Carnegie Mellon University Parallel Data Lab Technical Report CMU-PDL-13-112, December, 2013.
Alexey Tumanov, Timothy Zhu, Michael A. Kozuch†, Mor Harchol-Balter, Gregory R. Ganger
Carnegie Mellon University
Pittsburgh, PA 15213
† Intel Labs
Tetrisched is a new scheduler that explicitly considers both job-specific preferences and estimated job runtimes in its allocation of resources. Combined, this information allows tetrisched to provide higher overall value to complex application mixes consolidated on heterogeneous collections of machines. Job-specific preferences, provided by tenants in the form of composable utility functions, allow tetrisched to understand which resources are preferred, and by how much, over other acceptable options. Estimated job runtimes allow tetrisched to plan ahead in deciding whether to wait for a busy preferred resource to become free or to assign a less preferred resource.
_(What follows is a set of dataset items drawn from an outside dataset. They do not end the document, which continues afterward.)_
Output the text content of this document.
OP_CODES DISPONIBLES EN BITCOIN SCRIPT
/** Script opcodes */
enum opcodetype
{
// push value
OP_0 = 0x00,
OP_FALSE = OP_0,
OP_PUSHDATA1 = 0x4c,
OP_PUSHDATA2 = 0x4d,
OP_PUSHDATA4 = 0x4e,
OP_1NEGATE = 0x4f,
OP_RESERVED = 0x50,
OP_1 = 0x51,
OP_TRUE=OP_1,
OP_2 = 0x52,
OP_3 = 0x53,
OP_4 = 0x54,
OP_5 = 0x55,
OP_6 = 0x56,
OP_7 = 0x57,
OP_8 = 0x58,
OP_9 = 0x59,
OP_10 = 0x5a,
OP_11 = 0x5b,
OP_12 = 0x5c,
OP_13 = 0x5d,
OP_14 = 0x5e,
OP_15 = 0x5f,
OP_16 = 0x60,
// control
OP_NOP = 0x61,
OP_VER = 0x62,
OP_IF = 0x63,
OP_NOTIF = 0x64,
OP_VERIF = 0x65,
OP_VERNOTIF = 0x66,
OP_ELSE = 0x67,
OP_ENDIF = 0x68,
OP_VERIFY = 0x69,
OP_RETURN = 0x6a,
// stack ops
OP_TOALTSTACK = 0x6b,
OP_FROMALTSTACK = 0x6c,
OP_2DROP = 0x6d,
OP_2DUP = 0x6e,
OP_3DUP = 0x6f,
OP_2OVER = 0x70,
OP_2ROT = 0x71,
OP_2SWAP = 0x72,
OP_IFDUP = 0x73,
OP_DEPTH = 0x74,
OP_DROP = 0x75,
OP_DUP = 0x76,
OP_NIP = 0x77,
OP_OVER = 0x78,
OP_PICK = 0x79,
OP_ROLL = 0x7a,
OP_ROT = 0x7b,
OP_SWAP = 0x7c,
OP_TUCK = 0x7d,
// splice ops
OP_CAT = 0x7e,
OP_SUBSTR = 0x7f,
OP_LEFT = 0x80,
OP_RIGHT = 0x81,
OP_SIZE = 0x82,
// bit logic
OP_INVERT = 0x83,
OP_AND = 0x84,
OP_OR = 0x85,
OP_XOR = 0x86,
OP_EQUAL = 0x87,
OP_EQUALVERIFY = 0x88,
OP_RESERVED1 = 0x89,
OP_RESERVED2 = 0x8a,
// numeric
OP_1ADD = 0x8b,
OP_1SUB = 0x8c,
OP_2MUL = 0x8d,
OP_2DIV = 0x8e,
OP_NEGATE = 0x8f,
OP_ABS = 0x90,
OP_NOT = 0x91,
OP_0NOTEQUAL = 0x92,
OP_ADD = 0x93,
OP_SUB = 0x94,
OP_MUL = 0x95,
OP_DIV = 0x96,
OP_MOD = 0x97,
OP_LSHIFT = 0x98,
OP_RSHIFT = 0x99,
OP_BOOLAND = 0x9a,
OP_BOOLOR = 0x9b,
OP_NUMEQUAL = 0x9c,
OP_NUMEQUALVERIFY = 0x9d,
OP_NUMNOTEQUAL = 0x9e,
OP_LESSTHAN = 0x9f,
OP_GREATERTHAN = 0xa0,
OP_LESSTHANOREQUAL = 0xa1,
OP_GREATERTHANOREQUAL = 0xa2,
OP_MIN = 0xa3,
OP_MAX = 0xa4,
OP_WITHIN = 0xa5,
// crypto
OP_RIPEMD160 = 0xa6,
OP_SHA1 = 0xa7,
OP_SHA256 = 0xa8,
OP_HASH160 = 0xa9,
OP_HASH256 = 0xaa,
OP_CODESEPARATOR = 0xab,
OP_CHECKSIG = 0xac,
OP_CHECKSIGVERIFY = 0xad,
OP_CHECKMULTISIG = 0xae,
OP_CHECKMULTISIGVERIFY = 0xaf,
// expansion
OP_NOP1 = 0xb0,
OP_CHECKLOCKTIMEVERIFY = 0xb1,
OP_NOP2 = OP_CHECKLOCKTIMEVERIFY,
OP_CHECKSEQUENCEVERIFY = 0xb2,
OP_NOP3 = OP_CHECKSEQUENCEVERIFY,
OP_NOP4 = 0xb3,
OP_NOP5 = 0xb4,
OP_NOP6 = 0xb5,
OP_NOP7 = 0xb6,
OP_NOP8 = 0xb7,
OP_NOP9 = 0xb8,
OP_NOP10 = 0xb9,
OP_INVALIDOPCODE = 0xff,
Tetrisched translates this information, which can be provided automatically by middleware (our wizard) that understands the right SLOs, runtime estimates, and budgets, into a MILP problem that it solves to maximize overall utility. Experiments with a variety of job type mixes, workload intensities, degrees of burstiness, preference strengths, and input inaccuracies show that tetrisched consistently provides significantly better schedules than alternative approaches.